Where's data?
You've decided data science is the way to go.
You've determined specific business problems or questions data science can help you address and/or answer.
You're ready to hire data scientists.
Hold on a minute.
Before you hire it's time to look inward, reflect a moment on what's necessary for data science to be effective.
Data. Where's your data?
As part of a bigger picture on integrating data science an early step in making data science effective is having the relevant data to address and/or answer the critical business questions.
When I say data, what am I talking about? Big data? Distributed data? Data in the cloud? Some other buzz phrase or hot topic in technology blogs and mags? Summary charts and tables? Presentations with beautiful dashboard graphics and visualizations?
None of these necessarily. Most of the above terminology refers to how much data and where that data is stored or how it's presented.
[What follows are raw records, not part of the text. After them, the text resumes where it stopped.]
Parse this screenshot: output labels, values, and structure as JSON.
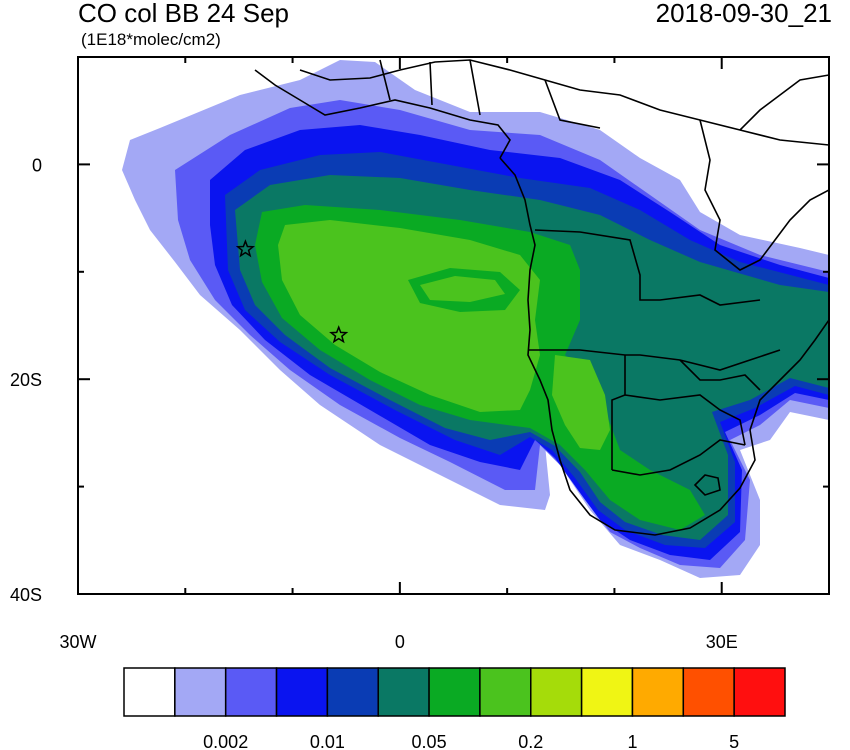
{
  "map": {
    "title": "CO col BB 24 Sep",
    "units": "(1E18*molec/cm2)",
    "timestamp": "2018-09-30_21",
    "x_ticks": [
      {
        "lon": -30,
        "label": "30W"
      },
      {
        "lon": 0,
        "label": "0"
      },
      {
        "lon": 30,
        "label": "30E"
      }
    ],
    "y_ticks": [
      {
        "lat": 0,
        "label": "0"
      },
      {
        "lat": -20,
        "label": "20S"
      },
      {
        "lat": -40,
        "label": "40S"
      }
    ],
    "lon_range": [
      -30,
      40
    ],
    "lat_range": [
      -40,
      10
    ],
    "markers": [
      {
        "type": "star",
        "lon": -14.4,
        "lat": -7.9
      },
      {
        "type": "star",
        "lon": -5.7,
        "lat": -15.9
      }
    ],
    "colorbar": {
      "colors": [
        "#ffffff",
        "#a3a8f5",
        "#5a5af5",
        "#0a14f0",
        "#0a3cb4",
        "#0a7864",
        "#0aaa23",
        "#4bc31e",
        "#a5dc0a",
        "#f0f514",
        "#ffaa00",
        "#ff5000",
        "#ff0f0f"
      ],
      "labels": [
        {
          "boundary": 2,
          "text": "0.002"
        },
        {
          "boundary": 4,
          "text": "0.01"
        },
        {
          "boundary": 6,
          "text": "0.05"
        },
        {
          "boundary": 8,
          "text": "0.2"
        },
        {
          "boundary": 10,
          "text": "1"
        },
        {
          "boundary": 12,
          "text": "5"
        }
      ]
    }
  }
}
Like the Where's Waldo hidden character series, data scientists need access to the relevant data to begin finding the hidden patterns and stories within to solve problems and answer questions. Data that's all over the organization, buried on individual desktops, stuck in emails, or stored in siloed departmental databases make answering questions and solving problems far more difficult. Data scientists work at a raw data level that is often confusing for organizations to understand. So let's clear that up.
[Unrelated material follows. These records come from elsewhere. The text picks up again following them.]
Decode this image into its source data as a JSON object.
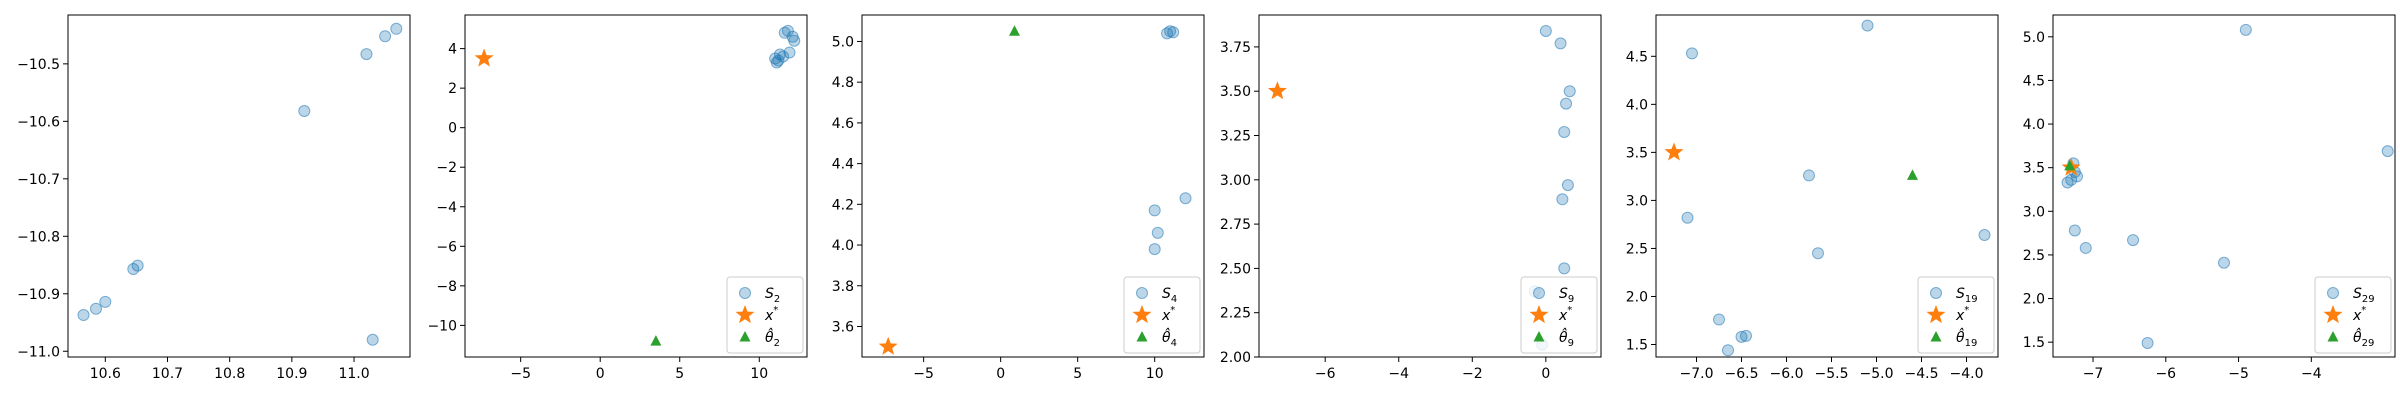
{
  "colors": {
    "scatter": "#1f77b4",
    "star": "#ff7f0e",
    "triangle": "#2ca02c",
    "axes": "#000000"
  },
  "chart_data": [
    {
      "type": "scatter",
      "title": "",
      "xlabel": "",
      "ylabel": "",
      "xlim": [
        10.54,
        11.09
      ],
      "ylim": [
        -11.01,
        -10.415
      ],
      "xticks": [
        10.6,
        10.7,
        10.8,
        10.9,
        11.0
      ],
      "yticks": [
        -11.0,
        -10.9,
        -10.8,
        -10.7,
        -10.6,
        -10.5
      ],
      "xticklabels": [
        "10.6",
        "10.7",
        "10.8",
        "10.9",
        "11.0"
      ],
      "yticklabels": [
        "−11.0",
        "−10.9",
        "−10.8",
        "−10.7",
        "−10.6",
        "−10.5"
      ],
      "series": [
        {
          "marker": "circle",
          "x": [
            10.565,
            10.585,
            10.6,
            10.645,
            10.652,
            10.92,
            11.02,
            11.05,
            11.068,
            11.03
          ],
          "y": [
            -10.937,
            -10.926,
            -10.914,
            -10.857,
            -10.851,
            -10.582,
            -10.483,
            -10.452,
            -10.439,
            -10.98
          ]
        }
      ],
      "legend": []
    },
    {
      "type": "scatter",
      "title": "",
      "xlabel": "",
      "ylabel": "",
      "xlim": [
        -8.5,
        13.0
      ],
      "ylim": [
        -11.6,
        5.7
      ],
      "xticks": [
        -5,
        0,
        5,
        10
      ],
      "yticks": [
        -10,
        -8,
        -6,
        -4,
        -2,
        0,
        2,
        4
      ],
      "xticklabels": [
        "−5",
        "0",
        "5",
        "10"
      ],
      "yticklabels": [
        "−10",
        "−8",
        "−6",
        "−4",
        "−2",
        "0",
        "2",
        "4"
      ],
      "series": [
        {
          "marker": "circle",
          "x": [
            11.2,
            11.5,
            11.3,
            11.0,
            11.1,
            11.6,
            11.8,
            12.1,
            12.2,
            11.9
          ],
          "y": [
            3.4,
            3.6,
            3.7,
            3.5,
            3.3,
            4.8,
            4.9,
            4.6,
            4.4,
            3.8
          ]
        },
        {
          "marker": "star",
          "x": [
            -7.3
          ],
          "y": [
            3.5
          ]
        },
        {
          "marker": "triangle",
          "x": [
            3.5
          ],
          "y": [
            -10.8
          ]
        }
      ],
      "legend": [
        {
          "marker": "circle",
          "label": "S",
          "sub": "2"
        },
        {
          "marker": "star",
          "label": "x",
          "sup": "*"
        },
        {
          "marker": "triangle",
          "label": "θ̂",
          "sub": "2"
        }
      ]
    },
    {
      "type": "scatter",
      "title": "",
      "xlabel": "",
      "ylabel": "",
      "xlim": [
        -9.0,
        13.2
      ],
      "ylim": [
        3.45,
        5.13
      ],
      "xticks": [
        -5,
        0,
        5,
        10
      ],
      "yticks": [
        3.6,
        3.8,
        4.0,
        4.2,
        4.4,
        4.6,
        4.8,
        5.0
      ],
      "xticklabels": [
        "−5",
        "0",
        "5",
        "10"
      ],
      "yticklabels": [
        "3.6",
        "3.8",
        "4.0",
        "4.2",
        "4.4",
        "4.6",
        "4.8",
        "5.0"
      ],
      "series": [
        {
          "marker": "circle",
          "x": [
            10.8,
            11.0,
            11.2,
            12.0,
            10.0,
            10.2,
            10.0
          ],
          "y": [
            5.04,
            5.05,
            5.045,
            4.23,
            4.17,
            4.06,
            3.98
          ]
        },
        {
          "marker": "star",
          "x": [
            -7.3
          ],
          "y": [
            3.5
          ]
        },
        {
          "marker": "triangle",
          "x": [
            0.9
          ],
          "y": [
            5.05
          ]
        }
      ],
      "legend": [
        {
          "marker": "circle",
          "label": "S",
          "sub": "4"
        },
        {
          "marker": "star",
          "label": "x",
          "sup": "*"
        },
        {
          "marker": "triangle",
          "label": "θ̂",
          "sub": "4"
        }
      ]
    },
    {
      "type": "scatter",
      "title": "",
      "xlabel": "",
      "ylabel": "",
      "xlim": [
        -7.8,
        1.5
      ],
      "ylim": [
        2.0,
        3.93
      ],
      "xticks": [
        -6,
        -4,
        -2,
        0
      ],
      "yticks": [
        2.0,
        2.25,
        2.5,
        2.75,
        3.0,
        3.25,
        3.5,
        3.75
      ],
      "xticklabels": [
        "−6",
        "−4",
        "−2",
        "0"
      ],
      "yticklabels": [
        "2.00",
        "2.25",
        "2.50",
        "2.75",
        "3.00",
        "3.25",
        "3.50",
        "3.75"
      ],
      "series": [
        {
          "marker": "circle",
          "x": [
            0.0,
            0.4,
            0.65,
            0.55,
            0.5,
            0.6,
            0.45,
            0.5,
            -0.3,
            -0.1
          ],
          "y": [
            3.84,
            3.77,
            3.5,
            3.43,
            3.27,
            2.97,
            2.89,
            2.5,
            2.37,
            2.07
          ]
        },
        {
          "marker": "star",
          "x": [
            -7.3
          ],
          "y": [
            3.5
          ]
        }
      ],
      "legend": [
        {
          "marker": "circle",
          "label": "S",
          "sub": "9"
        },
        {
          "marker": "star",
          "label": "x",
          "sup": "*"
        },
        {
          "marker": "triangle",
          "label": "θ̂",
          "sub": "9"
        }
      ]
    },
    {
      "type": "scatter",
      "title": "",
      "xlabel": "",
      "ylabel": "",
      "xlim": [
        -7.45,
        -3.65
      ],
      "ylim": [
        1.37,
        4.93
      ],
      "xticks": [
        -7.0,
        -6.5,
        -6.0,
        -5.5,
        -5.0,
        -4.5,
        -4.0
      ],
      "yticks": [
        1.5,
        2.0,
        2.5,
        3.0,
        3.5,
        4.0,
        4.5
      ],
      "xticklabels": [
        "−7.0",
        "−6.5",
        "−6.0",
        "−5.5",
        "−5.0",
        "−4.5",
        "−4.0"
      ],
      "yticklabels": [
        "1.5",
        "2.0",
        "2.5",
        "3.0",
        "3.5",
        "4.0",
        "4.5"
      ],
      "series": [
        {
          "marker": "circle",
          "x": [
            -7.05,
            -7.1,
            -5.1,
            -5.75,
            -5.65,
            -3.8,
            -6.75,
            -6.5,
            -6.45,
            -6.65
          ],
          "y": [
            4.53,
            2.82,
            4.82,
            3.26,
            2.45,
            2.64,
            1.76,
            1.58,
            1.59,
            1.44
          ]
        },
        {
          "marker": "star",
          "x": [
            -7.25
          ],
          "y": [
            3.5
          ]
        },
        {
          "marker": "triangle",
          "x": [
            -4.6
          ],
          "y": [
            3.26
          ]
        }
      ],
      "legend": [
        {
          "marker": "circle",
          "label": "S",
          "sub": "19"
        },
        {
          "marker": "star",
          "label": "x",
          "sup": "*"
        },
        {
          "marker": "triangle",
          "label": "θ̂",
          "sub": "19"
        }
      ]
    },
    {
      "type": "scatter",
      "title": "",
      "xlabel": "",
      "ylabel": "",
      "xlim": [
        -7.55,
        -2.85
      ],
      "ylim": [
        1.33,
        5.25
      ],
      "xticks": [
        -7,
        -6,
        -5,
        -4
      ],
      "yticks": [
        1.5,
        2.0,
        2.5,
        3.0,
        3.5,
        4.0,
        4.5,
        5.0
      ],
      "xticklabels": [
        "−7",
        "−6",
        "−5",
        "−4"
      ],
      "yticklabels": [
        "1.5",
        "2.0",
        "2.5",
        "3.0",
        "3.5",
        "4.0",
        "4.5",
        "5.0"
      ],
      "series": [
        {
          "marker": "circle",
          "x": [
            -7.35,
            -7.3,
            -7.25,
            -7.22,
            -7.27,
            -7.25,
            -7.1,
            -6.45,
            -5.2,
            -6.25,
            -4.9,
            -2.95
          ],
          "y": [
            3.33,
            3.36,
            3.45,
            3.4,
            3.55,
            2.78,
            2.58,
            2.67,
            2.41,
            1.49,
            5.08,
            3.69
          ]
        },
        {
          "marker": "star",
          "x": [
            -7.3
          ],
          "y": [
            3.5
          ]
        },
        {
          "marker": "triangle",
          "x": [
            -7.32
          ],
          "y": [
            3.52
          ]
        }
      ],
      "legend": [
        {
          "marker": "circle",
          "label": "S",
          "sub": "29"
        },
        {
          "marker": "star",
          "label": "x",
          "sup": "*"
        },
        {
          "marker": "triangle",
          "label": "θ̂",
          "sub": "29"
        }
      ]
    }
  ]
}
Data scientists live in a world of probabilities, and sometimes individual probabilities, at that. What does individual probabilities mean? Predictive modeling and machine learning supports the kind of individualization and customization that consumers and clients want these days. But that individualization and customization comes at a price, and that price is the data required to build the models that produce the probabilistic output at an individual level.
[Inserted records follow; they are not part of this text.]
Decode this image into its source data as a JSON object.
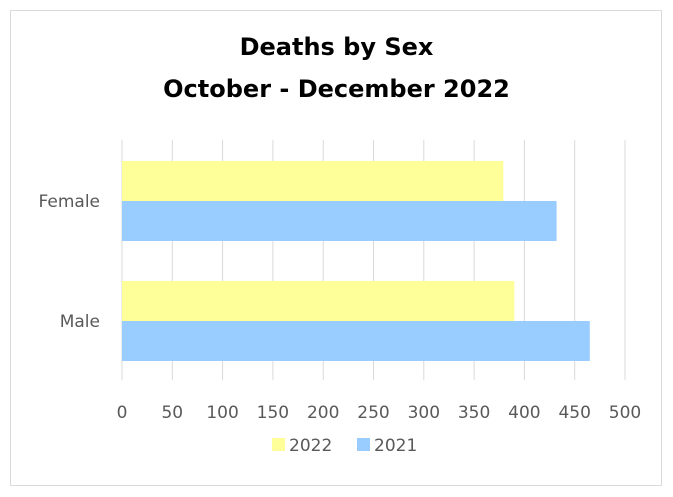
{
  "chart_data": {
    "type": "bar",
    "orientation": "horizontal",
    "title": [
      "Deaths by Sex",
      "October - December 2022"
    ],
    "categories": [
      "Female",
      "Male"
    ],
    "series": [
      {
        "name": "2022",
        "values": [
          379,
          390
        ],
        "color": "#ffff99"
      },
      {
        "name": "2021",
        "values": [
          432,
          465
        ],
        "color": "#99ccff"
      }
    ],
    "xlim": [
      0,
      500
    ],
    "xticks": [
      "0",
      "50",
      "100",
      "150",
      "200",
      "250",
      "300",
      "350",
      "400",
      "450",
      "500"
    ],
    "grid": true,
    "legend": "bottom"
  }
}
Let's try all that again: without the requisite, relevant available data to build models that output probabilities that targets will do what you want data science can't be valuable in creating optimized and efficient inputs for business success.
Gathering data is the first step in making data science work, which could be called what to collect.
Data collection based on important questions to be asked and answered are necessary as the foundation of the data science hierarchy:
- What data do you need and for what purpose?
- If the data doesn't exist, are you willing to step back and take the time to gather or purchase it and potentially lose tactical business traction to sacrifice for the future?
- Do you understand the volume, velocity, and variety of data you have or need? Put another way, do you understand how much data, how quickly it's being gathered or can be purchased, and how many different types of data are available or relevant?
- Have profiles of clients or consumers been built that classify them by channel interest (if this is important from a marketing perspective); e.g. is the recipient more disposed to receiving email than banner ads? Beyond this, are digital assets tagged correctly to identify those recipients?
- Have the appropriate third-party agreements been put in place if data is being collected from another entity you don’t control, such as partners, vendors, or data marketplaces?
- Do you need or have access to 3rd party consumer profile data from vendors such as Acxiom, Experian, or ESRI?
- Is there a plan for how to bring together the data being gathered directly and from outside sources? Basically, is there a common "link" that will identify individuals to build a profile?
- Has a measurement plan to track and report the most important and relevant key performance indicators been developed in conjunction with preparing for data collection?
If you've committed to data science and want to talk more about the first step of organizing, coordinating, and collecting the relevant and valuable data your organization will need for data scientists to be successful, reach out to me at sam.johnson@bluejacketsol.com.
And if you've been successful it's always great to hear how others have made it work. Each opportunity is unique; like the nationwide regional BBQ battles over whose is best, data science is done in many flavors, none the only or the best. Having baseline processes to define the output, though, like knowing you'll need a smoker for brisket--Big Green Egg, Traeger pellet, barrel smoker--is part of the required methodology for a modicum of success.